Layer 3 — D1 ACL: Run data access is gated by run_access table joins. Even if prompt-level enforcement is bypassed, the SQL queries enforce who can read what.
Procedure Version Snapshots
When a run starts, the full procedure document is snapshotted into the run's D1 record. This means:
- Autonomous execution reads from D1, not from live Notion
- Procedure edits don't affect in-flight runs (until migration)

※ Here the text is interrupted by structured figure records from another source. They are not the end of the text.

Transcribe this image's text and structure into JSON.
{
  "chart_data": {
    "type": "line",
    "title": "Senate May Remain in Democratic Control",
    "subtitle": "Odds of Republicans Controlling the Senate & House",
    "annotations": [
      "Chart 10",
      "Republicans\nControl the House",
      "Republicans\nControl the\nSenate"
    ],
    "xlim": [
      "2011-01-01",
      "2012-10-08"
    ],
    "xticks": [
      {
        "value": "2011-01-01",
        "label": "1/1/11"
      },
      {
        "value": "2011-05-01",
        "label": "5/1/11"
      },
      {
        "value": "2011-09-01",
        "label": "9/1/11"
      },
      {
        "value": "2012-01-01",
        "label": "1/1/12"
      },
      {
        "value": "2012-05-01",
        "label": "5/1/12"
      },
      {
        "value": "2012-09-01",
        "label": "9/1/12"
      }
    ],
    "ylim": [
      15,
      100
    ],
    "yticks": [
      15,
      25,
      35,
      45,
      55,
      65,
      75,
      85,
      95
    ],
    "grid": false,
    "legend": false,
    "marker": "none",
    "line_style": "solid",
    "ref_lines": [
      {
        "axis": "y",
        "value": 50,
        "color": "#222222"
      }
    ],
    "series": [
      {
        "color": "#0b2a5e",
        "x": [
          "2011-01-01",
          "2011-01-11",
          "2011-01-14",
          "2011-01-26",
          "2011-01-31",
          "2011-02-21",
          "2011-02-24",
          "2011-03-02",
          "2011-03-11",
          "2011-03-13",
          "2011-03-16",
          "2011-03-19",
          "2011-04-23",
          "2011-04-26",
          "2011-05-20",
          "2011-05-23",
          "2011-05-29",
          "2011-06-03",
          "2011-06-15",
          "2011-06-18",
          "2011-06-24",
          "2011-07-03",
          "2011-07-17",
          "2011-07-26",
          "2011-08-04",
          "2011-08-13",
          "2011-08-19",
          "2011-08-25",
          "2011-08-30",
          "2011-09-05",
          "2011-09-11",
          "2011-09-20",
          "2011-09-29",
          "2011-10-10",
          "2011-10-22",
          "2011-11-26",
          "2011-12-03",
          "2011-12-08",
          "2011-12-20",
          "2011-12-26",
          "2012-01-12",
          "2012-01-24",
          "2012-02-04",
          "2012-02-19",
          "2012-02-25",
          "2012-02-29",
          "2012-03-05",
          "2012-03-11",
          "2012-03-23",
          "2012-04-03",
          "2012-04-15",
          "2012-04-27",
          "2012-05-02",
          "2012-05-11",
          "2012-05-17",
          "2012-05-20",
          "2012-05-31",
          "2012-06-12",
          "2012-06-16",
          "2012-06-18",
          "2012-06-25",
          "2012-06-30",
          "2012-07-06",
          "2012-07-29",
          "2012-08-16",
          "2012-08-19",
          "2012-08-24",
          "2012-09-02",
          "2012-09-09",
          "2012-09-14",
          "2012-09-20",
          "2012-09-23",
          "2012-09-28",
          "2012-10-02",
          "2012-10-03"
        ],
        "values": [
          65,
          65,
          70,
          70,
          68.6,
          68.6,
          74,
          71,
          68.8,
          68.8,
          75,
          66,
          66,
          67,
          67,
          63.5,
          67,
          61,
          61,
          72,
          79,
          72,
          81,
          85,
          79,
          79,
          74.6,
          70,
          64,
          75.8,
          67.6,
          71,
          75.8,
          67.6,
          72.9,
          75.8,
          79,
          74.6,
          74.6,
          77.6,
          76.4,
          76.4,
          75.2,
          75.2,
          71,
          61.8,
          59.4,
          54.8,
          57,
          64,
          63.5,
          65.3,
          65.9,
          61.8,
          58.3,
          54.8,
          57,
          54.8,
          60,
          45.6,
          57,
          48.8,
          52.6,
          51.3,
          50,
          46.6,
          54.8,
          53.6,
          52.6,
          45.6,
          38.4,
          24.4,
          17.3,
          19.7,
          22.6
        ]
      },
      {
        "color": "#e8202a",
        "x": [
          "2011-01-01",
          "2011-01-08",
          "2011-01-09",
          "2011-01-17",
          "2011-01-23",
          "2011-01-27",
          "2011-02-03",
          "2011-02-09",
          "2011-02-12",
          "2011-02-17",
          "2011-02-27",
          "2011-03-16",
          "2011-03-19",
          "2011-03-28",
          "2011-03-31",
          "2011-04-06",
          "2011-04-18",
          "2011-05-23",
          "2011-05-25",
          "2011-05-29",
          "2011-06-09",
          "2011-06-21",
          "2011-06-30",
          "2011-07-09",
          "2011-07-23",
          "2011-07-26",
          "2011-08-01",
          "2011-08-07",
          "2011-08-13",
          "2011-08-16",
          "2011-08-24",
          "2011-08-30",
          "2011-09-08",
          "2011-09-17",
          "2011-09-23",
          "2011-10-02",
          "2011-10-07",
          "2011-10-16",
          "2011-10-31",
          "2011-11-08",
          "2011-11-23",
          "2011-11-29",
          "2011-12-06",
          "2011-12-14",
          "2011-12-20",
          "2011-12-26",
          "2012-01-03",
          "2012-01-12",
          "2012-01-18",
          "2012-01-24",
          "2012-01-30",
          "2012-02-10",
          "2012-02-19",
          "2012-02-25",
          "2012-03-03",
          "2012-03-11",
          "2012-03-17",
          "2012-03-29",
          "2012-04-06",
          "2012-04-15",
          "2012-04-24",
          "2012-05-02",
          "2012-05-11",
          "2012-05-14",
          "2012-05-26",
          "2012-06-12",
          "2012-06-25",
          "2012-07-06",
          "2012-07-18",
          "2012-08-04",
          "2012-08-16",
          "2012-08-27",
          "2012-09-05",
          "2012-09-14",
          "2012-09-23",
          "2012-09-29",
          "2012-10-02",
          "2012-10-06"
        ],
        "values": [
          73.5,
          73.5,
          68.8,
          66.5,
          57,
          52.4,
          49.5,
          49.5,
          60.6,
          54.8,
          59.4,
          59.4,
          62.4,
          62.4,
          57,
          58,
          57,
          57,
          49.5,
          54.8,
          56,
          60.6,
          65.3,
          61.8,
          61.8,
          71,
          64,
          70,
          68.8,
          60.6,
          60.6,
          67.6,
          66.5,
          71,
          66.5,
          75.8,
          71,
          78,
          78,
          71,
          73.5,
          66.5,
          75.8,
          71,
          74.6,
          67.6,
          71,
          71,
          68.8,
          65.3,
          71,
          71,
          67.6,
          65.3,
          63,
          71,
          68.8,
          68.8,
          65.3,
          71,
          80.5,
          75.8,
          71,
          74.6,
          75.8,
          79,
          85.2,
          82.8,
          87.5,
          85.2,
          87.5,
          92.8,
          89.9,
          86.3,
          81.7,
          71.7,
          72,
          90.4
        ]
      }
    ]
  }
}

- The snapshot locks the procedure logic to the version that started the run
Version mismatch
| Scenario | Detection | Resolution |
|---|---|---|
| Minor edit (1.0 → 1.1) | LLM compares snapshot vs current on resume | Adapts — applies new step language going forward |
| Major edit (1.1 → 2.0) | LLM detects structural change | Sets needs_migration — admin review required |
| Procedure deleted | Run has snapshot, can still complete | Logged as orphaned; admin notified |
Slack Bot
Gateway is installed as a Slack app with bot scopes for autonomous execution.
Scopes
| Scope | Used for |
|---|---|
chat:write | Post messages as Gateway bot |
reactions:read | Poll for approval reactions |
channels:read | Resolve channel membership for groups |
users:read | Map Slack users to emails |
users:read.email | Get email addresses for cross-provider identity |
Token storage
Bot tokens are stored per Slack workspace in D1:
CREATE TABLE slack_workspace (
workspace_id TEXT PRIMARY KEY,
bot_token TEXT NOT NULL,
team_name TEXT,
created_at TEXT DEFAULT (datetime('now')),
updated_at TEXT DEFAULT (datetime('now'))
);User tokens (for interactive execution) remain in the linked_accounts table.